Le Gabon franchit une étape majeure avec l’inauguration de son premier data center national
Le président de la République, Brice Clotaire Oligui Nguema, a officiellement inauguré le premier data center du Gabon, implanté stratégiquement dans la zone de Nkok. Cette infrastructure de pointe, développée par ST Digital Data Center Services, représente un pilier essentiel pour le renforcement de l’hébergement local des données, l’amélioration de la cybersécurité et l’accélération de la transformation numérique du pays.

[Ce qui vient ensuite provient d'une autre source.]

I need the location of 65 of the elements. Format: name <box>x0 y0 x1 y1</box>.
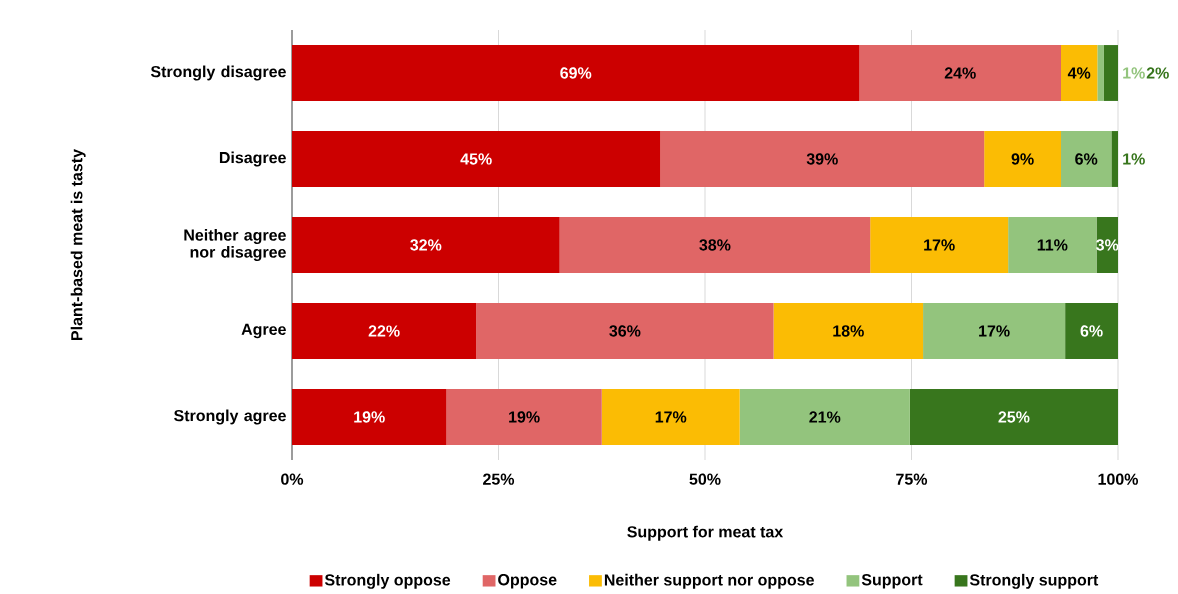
data-label: 2% <box>1146 67 1169 79</box>
bar <box>559 217 871 273</box>
data-label: 22% <box>368 325 400 337</box>
bar <box>292 389 447 445</box>
y-axis-title: Plant-based meat is tasty <box>70 149 86 340</box>
data-label: 19% <box>509 411 540 423</box>
bar <box>476 303 774 359</box>
legend-label: Strongly oppose <box>324 573 451 589</box>
data-label: 17% <box>655 411 687 423</box>
data-label: 6% <box>1080 325 1103 337</box>
y-tick-label: Disagree <box>219 151 286 167</box>
data-label: 21% <box>809 411 841 423</box>
data-label: 6% <box>1075 153 1098 165</box>
legend-label: Support <box>861 574 923 589</box>
bar <box>1008 217 1097 273</box>
bar <box>601 389 740 445</box>
bar <box>1065 303 1118 359</box>
data-label: 4% <box>1067 67 1091 79</box>
data-label: 69% <box>560 67 592 79</box>
x-tick-label: 0% <box>281 473 304 485</box>
legend-label: Oppose <box>498 574 557 589</box>
bar <box>446 389 602 445</box>
bar <box>660 131 985 187</box>
bar <box>773 303 924 359</box>
bar <box>1111 131 1118 187</box>
data-label: 17% <box>979 325 1010 337</box>
x-tick-label: 25% <box>483 473 515 485</box>
y-tick-label: Strongly disagree <box>150 65 286 81</box>
y-tick-label: Agree <box>241 323 286 339</box>
data-label: 11% <box>1037 239 1068 251</box>
data-label: 1% <box>1123 67 1145 79</box>
bar <box>1061 45 1098 101</box>
x-tick-label: 75% <box>896 473 928 485</box>
data-label: 19% <box>354 411 385 423</box>
x-tick-label: 100% <box>1098 473 1139 485</box>
data-label: 32% <box>410 239 442 251</box>
bar <box>870 217 1009 273</box>
x-axis-title: Support for meat tax <box>627 525 784 541</box>
bar <box>292 303 477 359</box>
data-label: 38% <box>699 239 731 251</box>
legend-label: Strongly support <box>969 573 1099 589</box>
y-tick-label: Neither agree nor disagree <box>184 229 286 261</box>
data-label: 9% <box>1011 153 1034 165</box>
bar <box>909 389 1118 445</box>
data-label: 17% <box>924 239 955 251</box>
data-label: 39% <box>806 153 838 165</box>
data-label: 1% <box>1123 153 1145 165</box>
bar <box>1103 45 1118 101</box>
bar <box>1061 131 1112 187</box>
bar <box>292 45 860 101</box>
bar <box>859 45 1061 101</box>
data-label: 25% <box>998 411 1030 423</box>
y-tick-label: Strongly agree <box>174 409 286 425</box>
bar <box>292 131 661 187</box>
x-tick-label: 50% <box>689 473 721 485</box>
bar <box>923 303 1066 359</box>
bar <box>1097 45 1104 101</box>
data-label: 18% <box>833 325 864 337</box>
bar <box>984 131 1061 187</box>
data-label: 36% <box>609 325 641 337</box>
data-label: 45% <box>460 153 492 165</box>
legend-label: Neither support nor oppose <box>604 573 814 589</box>
bar <box>739 389 910 445</box>
bar <box>292 217 560 273</box>
data-label: 24% <box>944 67 976 79</box>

Certifiée Tier III, gage de conformité aux standards internationaux les plus exigeants, cette plateforme est conçue pour accroître considérablement les capacités nationales de stockage. Elle est destinée à soutenir l’essor du cloud computing, à accompagner les administrations et les entreprises gabonaises, et à consolider de façon significative la souveraineté numérique du Gabon. Le pays s’inscrit ainsi dans une dynamique continentale où des acteurs majeurs comme l’Afrique du Sud et le Maroc ont déjà tracé la voie, chaque nation cherchant désormais à maîtriser pleinement son infrastructure numérique, quelle que soit son envergure économique.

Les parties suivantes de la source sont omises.